According to the French colonial-era scholar Amédé Renisio, the tribe is made up of four main subgroups:

- At Khaled (Bani Khaled)
- At Menquš (Bani Mangouche)

- At Aḥtiq (Bani Atike)
- At Urimmeš (Bani Ourimeche)

There is also an Arab faction, called the Triffa, made up of the Ouled Sghir, Laatamna, Hawara, and Ouled Mansour.

== Language ==
The Beni Snassen are traditionally bilingual. Some factions are Arabic-speaking while others speak Iznasen Berber. In recent decades, language shift is taking place at least in parts of the region, and appears to be complete in larger urban centers such as Berkane.

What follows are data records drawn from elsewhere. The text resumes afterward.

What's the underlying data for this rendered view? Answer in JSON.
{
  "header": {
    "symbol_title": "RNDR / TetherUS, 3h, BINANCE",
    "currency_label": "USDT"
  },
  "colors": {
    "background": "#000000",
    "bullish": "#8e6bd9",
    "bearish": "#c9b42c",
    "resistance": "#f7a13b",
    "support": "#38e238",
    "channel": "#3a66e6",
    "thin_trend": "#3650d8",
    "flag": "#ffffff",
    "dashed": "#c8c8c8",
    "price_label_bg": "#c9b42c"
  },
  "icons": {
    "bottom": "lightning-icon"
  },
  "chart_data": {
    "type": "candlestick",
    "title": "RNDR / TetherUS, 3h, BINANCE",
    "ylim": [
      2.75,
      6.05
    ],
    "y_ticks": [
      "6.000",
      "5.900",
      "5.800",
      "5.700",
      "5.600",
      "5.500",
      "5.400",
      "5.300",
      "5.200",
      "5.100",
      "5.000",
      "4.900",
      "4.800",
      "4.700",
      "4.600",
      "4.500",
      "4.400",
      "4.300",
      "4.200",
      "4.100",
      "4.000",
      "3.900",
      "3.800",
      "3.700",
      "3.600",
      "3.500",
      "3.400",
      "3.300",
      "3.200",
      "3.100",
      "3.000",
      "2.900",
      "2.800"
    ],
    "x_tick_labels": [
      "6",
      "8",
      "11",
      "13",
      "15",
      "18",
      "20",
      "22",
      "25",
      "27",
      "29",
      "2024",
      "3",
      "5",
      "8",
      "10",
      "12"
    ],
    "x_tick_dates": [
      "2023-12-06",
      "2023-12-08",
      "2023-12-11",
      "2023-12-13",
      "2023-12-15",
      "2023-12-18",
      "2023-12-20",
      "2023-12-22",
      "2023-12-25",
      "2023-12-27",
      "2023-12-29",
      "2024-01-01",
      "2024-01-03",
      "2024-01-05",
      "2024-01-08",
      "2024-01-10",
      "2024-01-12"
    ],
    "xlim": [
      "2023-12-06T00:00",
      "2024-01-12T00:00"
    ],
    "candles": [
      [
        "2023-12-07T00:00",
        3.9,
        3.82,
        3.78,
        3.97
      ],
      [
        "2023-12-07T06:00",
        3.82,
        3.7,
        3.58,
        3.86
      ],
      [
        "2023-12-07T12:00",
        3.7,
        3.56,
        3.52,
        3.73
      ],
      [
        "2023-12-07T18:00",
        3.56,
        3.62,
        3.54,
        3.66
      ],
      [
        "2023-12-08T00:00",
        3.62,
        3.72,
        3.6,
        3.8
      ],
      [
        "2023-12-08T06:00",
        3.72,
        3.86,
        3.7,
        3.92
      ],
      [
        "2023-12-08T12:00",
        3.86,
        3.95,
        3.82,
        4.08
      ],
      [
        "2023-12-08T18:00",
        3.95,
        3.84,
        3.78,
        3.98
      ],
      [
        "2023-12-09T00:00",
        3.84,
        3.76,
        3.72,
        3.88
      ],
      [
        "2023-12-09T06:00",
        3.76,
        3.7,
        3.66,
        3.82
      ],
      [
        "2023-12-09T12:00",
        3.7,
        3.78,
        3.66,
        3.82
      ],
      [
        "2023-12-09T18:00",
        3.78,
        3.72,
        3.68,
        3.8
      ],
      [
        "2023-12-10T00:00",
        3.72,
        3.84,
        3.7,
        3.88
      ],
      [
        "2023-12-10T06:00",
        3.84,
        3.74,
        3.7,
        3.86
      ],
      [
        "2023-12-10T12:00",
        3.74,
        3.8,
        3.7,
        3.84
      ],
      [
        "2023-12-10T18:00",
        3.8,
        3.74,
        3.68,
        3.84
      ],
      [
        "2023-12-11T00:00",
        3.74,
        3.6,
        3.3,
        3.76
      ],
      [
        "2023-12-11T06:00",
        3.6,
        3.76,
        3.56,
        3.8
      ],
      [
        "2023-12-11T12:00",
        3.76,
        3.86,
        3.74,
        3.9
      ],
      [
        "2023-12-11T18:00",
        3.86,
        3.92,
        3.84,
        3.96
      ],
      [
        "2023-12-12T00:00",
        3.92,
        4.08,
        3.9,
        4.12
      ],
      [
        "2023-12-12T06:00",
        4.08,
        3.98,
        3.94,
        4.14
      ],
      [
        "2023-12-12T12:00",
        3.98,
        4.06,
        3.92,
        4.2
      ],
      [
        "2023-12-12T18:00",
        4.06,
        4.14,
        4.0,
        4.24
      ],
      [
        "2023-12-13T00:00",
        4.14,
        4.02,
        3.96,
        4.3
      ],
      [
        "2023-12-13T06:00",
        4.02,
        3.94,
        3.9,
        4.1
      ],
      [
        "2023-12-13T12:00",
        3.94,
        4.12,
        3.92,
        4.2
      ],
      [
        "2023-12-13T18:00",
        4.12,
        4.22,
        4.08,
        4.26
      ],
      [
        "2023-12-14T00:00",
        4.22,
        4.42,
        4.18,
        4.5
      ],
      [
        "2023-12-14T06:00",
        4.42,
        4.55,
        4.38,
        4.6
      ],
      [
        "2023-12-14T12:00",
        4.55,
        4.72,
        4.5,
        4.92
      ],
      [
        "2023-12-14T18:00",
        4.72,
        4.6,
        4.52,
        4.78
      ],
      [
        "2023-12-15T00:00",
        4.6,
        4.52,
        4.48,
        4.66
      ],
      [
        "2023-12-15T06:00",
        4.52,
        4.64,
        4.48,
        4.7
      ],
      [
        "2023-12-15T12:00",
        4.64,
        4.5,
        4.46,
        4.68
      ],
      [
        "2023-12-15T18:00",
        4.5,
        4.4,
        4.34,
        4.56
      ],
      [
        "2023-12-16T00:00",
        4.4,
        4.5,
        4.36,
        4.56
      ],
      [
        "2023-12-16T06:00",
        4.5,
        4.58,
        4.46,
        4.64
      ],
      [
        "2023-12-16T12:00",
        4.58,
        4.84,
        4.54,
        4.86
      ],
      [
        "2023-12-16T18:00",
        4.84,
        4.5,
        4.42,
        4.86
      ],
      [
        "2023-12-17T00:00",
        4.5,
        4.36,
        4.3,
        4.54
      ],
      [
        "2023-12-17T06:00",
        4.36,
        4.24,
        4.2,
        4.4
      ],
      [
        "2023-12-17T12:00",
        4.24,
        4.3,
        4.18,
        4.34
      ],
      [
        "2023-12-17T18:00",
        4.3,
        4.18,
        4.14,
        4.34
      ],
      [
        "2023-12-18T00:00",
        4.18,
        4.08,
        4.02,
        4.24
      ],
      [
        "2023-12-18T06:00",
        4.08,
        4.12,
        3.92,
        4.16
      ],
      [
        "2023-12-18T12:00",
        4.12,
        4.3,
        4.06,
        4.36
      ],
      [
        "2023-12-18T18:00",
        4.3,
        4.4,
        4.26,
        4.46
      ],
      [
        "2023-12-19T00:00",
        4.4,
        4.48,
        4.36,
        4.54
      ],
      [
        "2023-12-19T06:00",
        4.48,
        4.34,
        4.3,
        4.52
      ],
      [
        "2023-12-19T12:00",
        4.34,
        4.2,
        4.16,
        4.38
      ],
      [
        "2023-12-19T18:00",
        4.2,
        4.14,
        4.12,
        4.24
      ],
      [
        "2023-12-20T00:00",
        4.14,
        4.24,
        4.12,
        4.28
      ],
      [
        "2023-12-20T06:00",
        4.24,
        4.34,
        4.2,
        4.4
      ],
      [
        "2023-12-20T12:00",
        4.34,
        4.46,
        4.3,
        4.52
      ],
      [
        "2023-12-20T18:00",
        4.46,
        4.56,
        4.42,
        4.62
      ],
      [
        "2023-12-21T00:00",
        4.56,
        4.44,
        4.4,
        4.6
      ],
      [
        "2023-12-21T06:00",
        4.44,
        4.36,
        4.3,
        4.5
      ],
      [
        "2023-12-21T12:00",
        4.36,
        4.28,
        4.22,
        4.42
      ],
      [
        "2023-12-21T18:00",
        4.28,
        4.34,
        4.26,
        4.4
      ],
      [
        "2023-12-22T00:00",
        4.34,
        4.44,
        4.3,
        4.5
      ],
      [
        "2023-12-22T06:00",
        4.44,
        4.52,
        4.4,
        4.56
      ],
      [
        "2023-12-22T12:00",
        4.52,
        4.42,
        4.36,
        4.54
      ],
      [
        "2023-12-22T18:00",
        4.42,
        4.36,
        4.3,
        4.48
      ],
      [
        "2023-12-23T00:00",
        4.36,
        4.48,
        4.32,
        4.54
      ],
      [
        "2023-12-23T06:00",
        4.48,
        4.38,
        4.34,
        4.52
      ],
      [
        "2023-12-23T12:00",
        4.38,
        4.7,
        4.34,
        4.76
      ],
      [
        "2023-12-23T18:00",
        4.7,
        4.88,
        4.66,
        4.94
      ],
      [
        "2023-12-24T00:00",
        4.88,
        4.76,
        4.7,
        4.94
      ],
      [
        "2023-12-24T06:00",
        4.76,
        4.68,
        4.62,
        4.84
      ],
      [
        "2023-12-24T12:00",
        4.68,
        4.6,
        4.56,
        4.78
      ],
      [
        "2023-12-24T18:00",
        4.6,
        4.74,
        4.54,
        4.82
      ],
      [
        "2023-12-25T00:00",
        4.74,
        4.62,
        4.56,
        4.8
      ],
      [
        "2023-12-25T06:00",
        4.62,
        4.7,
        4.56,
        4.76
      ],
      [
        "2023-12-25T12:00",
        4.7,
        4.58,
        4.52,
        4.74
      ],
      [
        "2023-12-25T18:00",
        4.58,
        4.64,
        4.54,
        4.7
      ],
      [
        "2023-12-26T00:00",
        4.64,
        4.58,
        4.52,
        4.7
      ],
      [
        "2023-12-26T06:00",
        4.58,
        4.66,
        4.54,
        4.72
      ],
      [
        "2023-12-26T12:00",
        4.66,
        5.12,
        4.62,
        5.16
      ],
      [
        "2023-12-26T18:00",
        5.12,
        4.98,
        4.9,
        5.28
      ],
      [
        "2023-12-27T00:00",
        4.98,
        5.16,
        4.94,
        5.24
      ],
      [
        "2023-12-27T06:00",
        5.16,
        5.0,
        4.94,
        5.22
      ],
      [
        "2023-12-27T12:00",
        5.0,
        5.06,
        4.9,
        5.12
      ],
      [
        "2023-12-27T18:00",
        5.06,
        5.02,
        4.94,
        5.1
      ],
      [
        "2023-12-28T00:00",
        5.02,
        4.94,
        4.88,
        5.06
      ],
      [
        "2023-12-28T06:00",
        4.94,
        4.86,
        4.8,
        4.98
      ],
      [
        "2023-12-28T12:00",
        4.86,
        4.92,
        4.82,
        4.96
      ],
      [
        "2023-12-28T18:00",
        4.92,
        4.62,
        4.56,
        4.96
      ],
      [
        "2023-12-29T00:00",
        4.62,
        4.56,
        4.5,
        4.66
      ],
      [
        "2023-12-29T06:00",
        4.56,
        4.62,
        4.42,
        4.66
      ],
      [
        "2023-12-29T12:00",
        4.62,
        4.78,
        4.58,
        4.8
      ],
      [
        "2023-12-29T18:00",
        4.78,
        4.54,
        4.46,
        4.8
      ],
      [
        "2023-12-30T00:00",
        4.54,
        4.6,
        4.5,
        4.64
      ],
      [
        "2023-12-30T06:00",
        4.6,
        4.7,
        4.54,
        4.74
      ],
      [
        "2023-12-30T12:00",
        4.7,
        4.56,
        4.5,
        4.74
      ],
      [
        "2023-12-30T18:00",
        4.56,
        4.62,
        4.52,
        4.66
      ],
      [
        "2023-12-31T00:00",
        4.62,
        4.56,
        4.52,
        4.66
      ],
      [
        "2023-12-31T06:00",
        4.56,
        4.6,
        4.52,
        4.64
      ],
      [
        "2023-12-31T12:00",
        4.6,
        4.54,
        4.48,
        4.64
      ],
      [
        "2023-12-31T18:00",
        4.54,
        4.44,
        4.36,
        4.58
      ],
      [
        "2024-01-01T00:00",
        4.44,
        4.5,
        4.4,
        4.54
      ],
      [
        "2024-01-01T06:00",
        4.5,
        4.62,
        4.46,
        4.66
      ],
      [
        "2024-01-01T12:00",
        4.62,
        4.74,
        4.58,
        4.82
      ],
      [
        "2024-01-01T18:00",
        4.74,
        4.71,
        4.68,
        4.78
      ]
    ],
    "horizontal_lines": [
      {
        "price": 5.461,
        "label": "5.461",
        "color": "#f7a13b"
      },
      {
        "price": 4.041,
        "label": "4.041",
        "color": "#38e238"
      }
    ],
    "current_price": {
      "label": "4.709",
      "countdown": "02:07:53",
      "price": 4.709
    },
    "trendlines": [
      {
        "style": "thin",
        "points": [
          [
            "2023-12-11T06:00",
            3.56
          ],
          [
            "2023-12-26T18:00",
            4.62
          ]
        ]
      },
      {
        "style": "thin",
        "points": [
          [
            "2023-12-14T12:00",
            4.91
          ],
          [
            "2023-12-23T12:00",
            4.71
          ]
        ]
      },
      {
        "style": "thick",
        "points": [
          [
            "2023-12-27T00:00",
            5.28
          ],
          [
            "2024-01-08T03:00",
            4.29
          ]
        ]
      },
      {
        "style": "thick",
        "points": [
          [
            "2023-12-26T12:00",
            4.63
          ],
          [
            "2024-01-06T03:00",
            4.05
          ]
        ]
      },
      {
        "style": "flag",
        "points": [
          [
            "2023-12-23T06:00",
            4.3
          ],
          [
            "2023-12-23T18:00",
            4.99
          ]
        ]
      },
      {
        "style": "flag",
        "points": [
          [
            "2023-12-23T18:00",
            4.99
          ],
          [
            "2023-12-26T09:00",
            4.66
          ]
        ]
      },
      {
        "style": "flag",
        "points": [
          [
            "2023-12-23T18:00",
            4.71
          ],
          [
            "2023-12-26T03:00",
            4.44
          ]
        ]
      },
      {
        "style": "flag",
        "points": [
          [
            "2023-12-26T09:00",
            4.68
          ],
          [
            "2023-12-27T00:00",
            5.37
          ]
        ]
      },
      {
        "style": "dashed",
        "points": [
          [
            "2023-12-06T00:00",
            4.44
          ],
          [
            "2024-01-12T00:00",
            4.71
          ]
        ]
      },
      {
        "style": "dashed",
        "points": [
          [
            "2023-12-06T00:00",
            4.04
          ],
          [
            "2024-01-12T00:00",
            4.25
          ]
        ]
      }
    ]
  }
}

According to a study by the academic Yasmina El Kirat, the Beni Snassen are increasingly abandoning Iznasen Berber in favour of Moroccan Arabic. El Kirat claims they have "developed a very negative attitude towards their mother tongue to the extent of rejecting it" and "consider their language a stigma," viewing Moroccan Arabic as more useful.

Despite this trend, Berber is still spoken by entire communities in many villages, including children and adolescents. The language has approximately 100,000 speakers. The linguist Maarten Kossmann argues that, considering this, El Kirat's view may be too pessimistic.